The weather has mercy. Or a sense of humor. I don't want to stretch this personification too far, but I'm feeling rather grateful to Mother Nature for this week of intermittent sun and rain in the Pacific Northwest. Had we faced October with less sunshine and more mud I can't say how well I might have done with the stresses -- non-weather-related -- I faced. Or not.
Stress in itself is an interesting word. Quite possibly the word has become less meaningful as the stressors proliferate in our modern lives.
Sort of like the word "awesome" that inspires and describes no awe, "stress" doesn't seem to carry strong enough connotations of being pushed, bent, pulled beyond one's limits. Stress is just omnipresent and thus diluted or accepted as the norm. Peace, or a state of not being affected by stress, is the anomaly. It becomes remarkable to be without anxiety.
When I think about stress I think about metal and its stress points. I think about steel and how hot it must get before it bends without melting altogether into a puddle of liquid.
That's the alloy point I'm seeking. The one where I'm stressed enough to be flexible but not broken.
So I'm grateful for the gentle weather transition in the midst of this season.
The fields around us are all greening up again for fall. At first it looks a little like a tapestry that's half-woven as the green perforates huge stretches of fallen gold and brown grass.

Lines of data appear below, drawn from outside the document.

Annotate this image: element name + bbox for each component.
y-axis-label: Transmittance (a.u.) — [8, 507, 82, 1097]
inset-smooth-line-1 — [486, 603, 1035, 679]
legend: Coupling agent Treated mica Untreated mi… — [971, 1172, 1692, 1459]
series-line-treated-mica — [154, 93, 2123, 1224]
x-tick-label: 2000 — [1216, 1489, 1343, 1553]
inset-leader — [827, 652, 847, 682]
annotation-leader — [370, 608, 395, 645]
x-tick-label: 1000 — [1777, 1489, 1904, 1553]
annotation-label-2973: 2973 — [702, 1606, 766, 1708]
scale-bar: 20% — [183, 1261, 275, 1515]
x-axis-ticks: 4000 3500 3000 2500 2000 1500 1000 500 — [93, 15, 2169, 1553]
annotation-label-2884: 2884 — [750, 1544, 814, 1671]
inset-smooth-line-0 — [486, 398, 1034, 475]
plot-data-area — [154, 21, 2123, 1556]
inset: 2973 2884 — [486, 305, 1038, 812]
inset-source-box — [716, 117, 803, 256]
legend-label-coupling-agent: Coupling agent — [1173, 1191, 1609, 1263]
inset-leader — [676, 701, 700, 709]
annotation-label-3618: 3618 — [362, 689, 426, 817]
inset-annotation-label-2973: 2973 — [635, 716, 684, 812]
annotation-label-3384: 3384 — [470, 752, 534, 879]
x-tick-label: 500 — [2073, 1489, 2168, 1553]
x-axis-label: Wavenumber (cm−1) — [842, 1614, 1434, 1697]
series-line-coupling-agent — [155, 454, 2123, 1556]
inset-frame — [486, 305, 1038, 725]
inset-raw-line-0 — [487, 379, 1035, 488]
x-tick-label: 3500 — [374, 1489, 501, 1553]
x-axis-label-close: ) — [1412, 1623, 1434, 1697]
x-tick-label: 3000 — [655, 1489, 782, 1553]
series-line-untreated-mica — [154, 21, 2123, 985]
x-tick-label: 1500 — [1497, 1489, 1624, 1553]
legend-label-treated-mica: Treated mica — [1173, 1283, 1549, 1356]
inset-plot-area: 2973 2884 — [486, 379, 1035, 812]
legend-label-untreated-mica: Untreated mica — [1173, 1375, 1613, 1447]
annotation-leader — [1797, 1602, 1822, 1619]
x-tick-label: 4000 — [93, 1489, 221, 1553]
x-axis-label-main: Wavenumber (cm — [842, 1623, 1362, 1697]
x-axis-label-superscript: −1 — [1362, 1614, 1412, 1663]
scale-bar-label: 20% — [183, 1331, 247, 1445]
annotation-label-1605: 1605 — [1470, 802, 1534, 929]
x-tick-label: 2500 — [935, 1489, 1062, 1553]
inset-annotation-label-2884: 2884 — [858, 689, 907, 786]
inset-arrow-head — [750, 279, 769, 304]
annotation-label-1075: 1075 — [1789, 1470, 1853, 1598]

The girls and I festooned the front porch with six 75-pound pumpkins and a half-dozen sunflower heads that are bigger and heavier than most of the sugar pumpkins I save for the oven.
Birds subsequently have been busy on our front porch to the extent that we'll have to re-think the sunflowers as decoration.
Fruit leather is the hit of the party just about every day. It couldn't be easier with my schmancy new dehydrator (thanks, Mom!). The only bummer about it is that we are using up all the homemade applesauce I canned. One quart of applesauce with a few frozen berries added in the blender, spread on special trays and dried for about six hours, makes three huge rolls of delicious, sugar-free fruit leather. This equals about 12 generous servings. Which my children can mow through in significantly less time than it takes to make more.
However. It does keep them quiet when it's raining too much to send them outside but I must take a phone call. No doubt dealing with one of those stressors.